Valdemar Costa Neto, presidente do PL, e Michelle Bolsonaro, ex-primeira-dama, defendem a escolha de um nome interno ao partido para a disputa. Enquanto isso, Ricardo Salles (Novo-SP) busca reaproximação com o governador Tarcísio de Freitas (Republicanos) e tenta consolidar apoio no eleitorado bolsonarista.
Segundo a coluna Painel, da Folha de S.Paulo, aliados de Salles visam reconstruir a aliança com o bolsonarismo. No entanto, para garantir a união, o ex-ministro do Meio Ambiente precisaria do aval da família Bolsonaro, o que ainda não ocorreu. A busca por um candidato forte e com alinhamento ideológico é crucial para o grupo.
Valdemar Costa Neto mencionou quatro nomes do PL como potenciais candidatos: o vice-prefeito de São Paulo, coronel Mello Araújo, o deputado federal Marco Feliciano, o deputado estadual Tomé Abduch e a deputada federal Rosana Valle. As opções demonstram a busca por um perfil que agrade tanto a base conservadora quanto o eleitorado tradicional do partido.

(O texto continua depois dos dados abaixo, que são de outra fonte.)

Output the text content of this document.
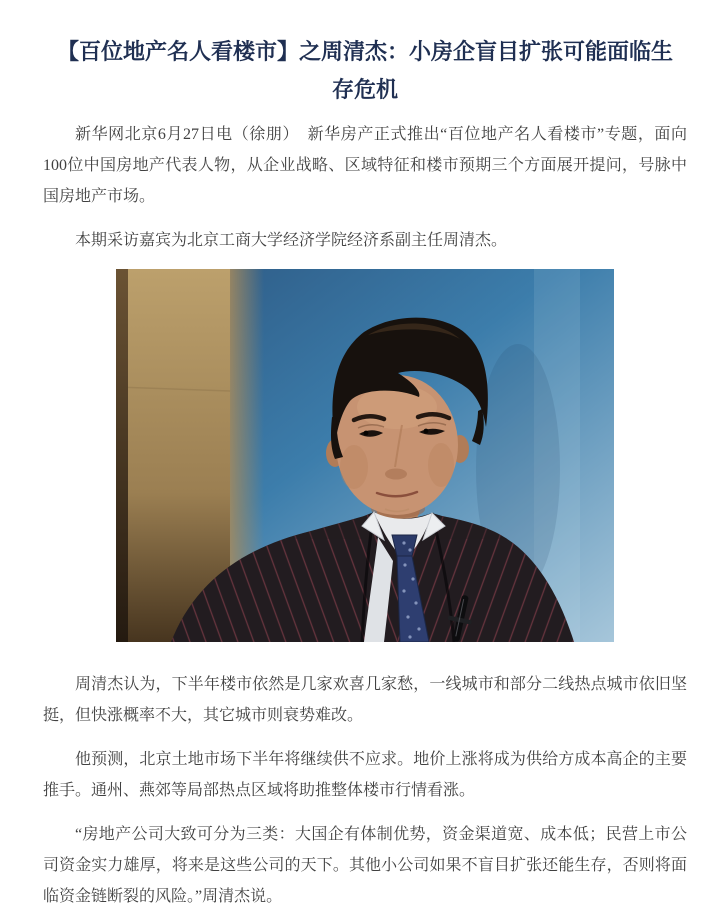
【百位地产名人看楼市】之周清杰：小房企盲目扩张可能面临生存危机

新华网北京6月27日电（徐朋）　新华房产正式推出“百位地产名人看楼市”专题，面向100位中国房地产代表人物，从企业战略、区域特征和楼市预期三个方面展开提问，号脉中国房地产市场。

本期采访嘉宾为北京工商大学经济学院经济系副主任周清杰。

周清杰认为，下半年楼市依然是几家欢喜几家愁，一线城市和部分二线热点城市依旧坚挺，但快涨概率不大，其它城市则衰势难改。

他预测，北京土地市场下半年将继续供不应求。地价上涨将成为供给方成本高企的主要推手。通州、燕郊等局部热点区域将助推整体楼市行情看涨。

“房地产公司大致可分为三类：大国企有体制优势，资金渠道宽、成本低；民营上市公司资金实力雄厚，将来是这些公司的天下。其他小公司如果不盲目扩张还能生存，否则将面临资金链断裂的风险。”周清杰说。
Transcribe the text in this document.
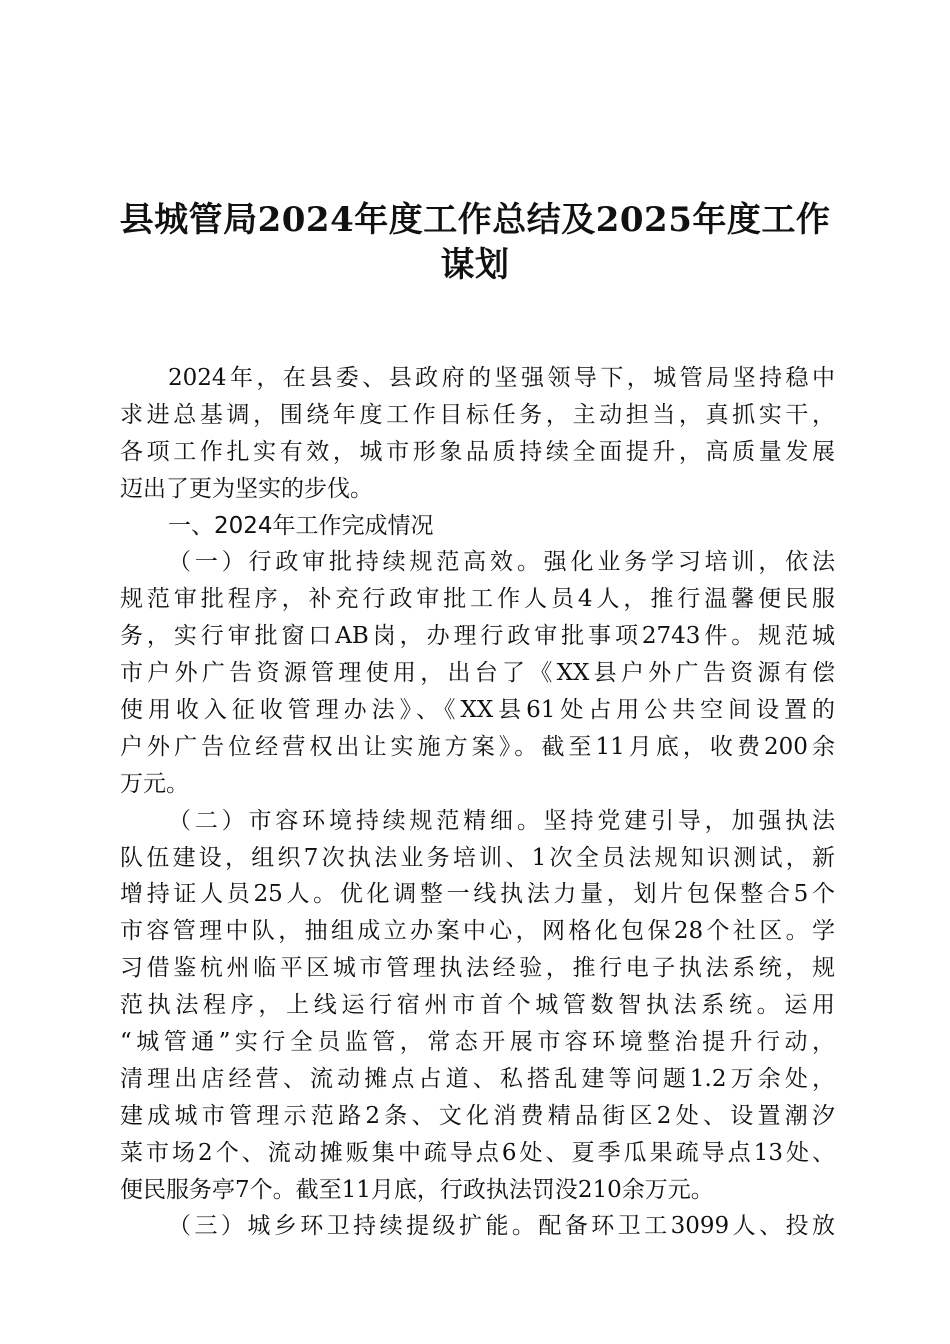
县城管局2024年度工作总结及2025年度工作
谋划
2024年，在县委、县政府的坚强领导下，城管局坚持稳中
求进总基调，围绕年度工作目标任务，主动担当，真抓实干，
各项工作扎实有效，城市形象品质持续全面提升，高质量发展
迈出了更为坚实的步伐。
一、2024年工作完成情况
（一）行政审批持续规范高效。强化业务学习培训，依法
规范审批程序，补充行政审批工作人员4人，推行温馨便民服
务，实行审批窗口AB岗，办理行政审批事项2743件。规范城
市户外广告资源管理使用，出台了《XX县户外广告资源有偿
使用收入征收管理办法》、《XX县61处占用公共空间设置的
户外广告位经营权出让实施方案》。截至11月底，收费200余
万元。
（二）市容环境持续规范精细。坚持党建引导，加强执法
队伍建设，组织7次执法业务培训、1次全员法规知识测试，新
增持证人员25人。优化调整一线执法力量，划片包保整合5个
市容管理中队，抽组成立办案中心，网格化包保28个社区。学
习借鉴杭州临平区城市管理执法经验，推行电子执法系统，规
范执法程序，上线运行宿州市首个城管数智执法系统。运用
“城管通”实行全员监管，常态开展市容环境整治提升行动，
清理出店经营、流动摊点占道、私搭乱建等问题1.2万余处，
建成城市管理示范路2条、文化消费精品街区2处、设置潮汐
菜市场2个、流动摊贩集中疏导点6处、夏季瓜果疏导点13处、
便民服务亭7个。截至11月底，行政执法罚没210余万元。
（三）城乡环卫持续提级扩能。配备环卫工3099人、投放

Rosana Valle, presidente do PL Mulher em São Paulo e figura de confiança de Michelle Bolsonaro, surge como um nome forte. “Sei que a decisão de um nome indicado para a disputa ao Senado pelo PL será no tempo certo e em consenso entre o ex-presidente da República Jair Bolsonaro, a presidente nacional do PL Mulher, a ex-primeira dama da República Michelle Bolsonaro, e o presidente do partido, Valdemar Costa Neto”, afirmou a deputada, evidenciando a importância do consenso interno.
Tomé Abduch, militante do movimento Nas Ruas, declarou estar à disposição para a candidatura. “Estou muito à disposição para essa vaga. Há mais de dez anos representando a direita, lutando por princípios e valores. Acredito que a decisão [de quem será o candidato] será do grupo político, é importante para o futuro do Brasil, todos vão ver com responsabilidade”, disse Abduch, demonstrando otimismo e espírito de colaboração.
Enquanto isso, o ex-governador Rodrigo Garcia, atualmente sem partido, também se movimenta nos bastidores, buscando aproximação com lideranças bolsonaristas e com Tarcísio de Freitas. Sua candidatura, no entanto, enfrenta resistência de alas mais radicais do bolsonarismo, que desconfiam de seu perfil.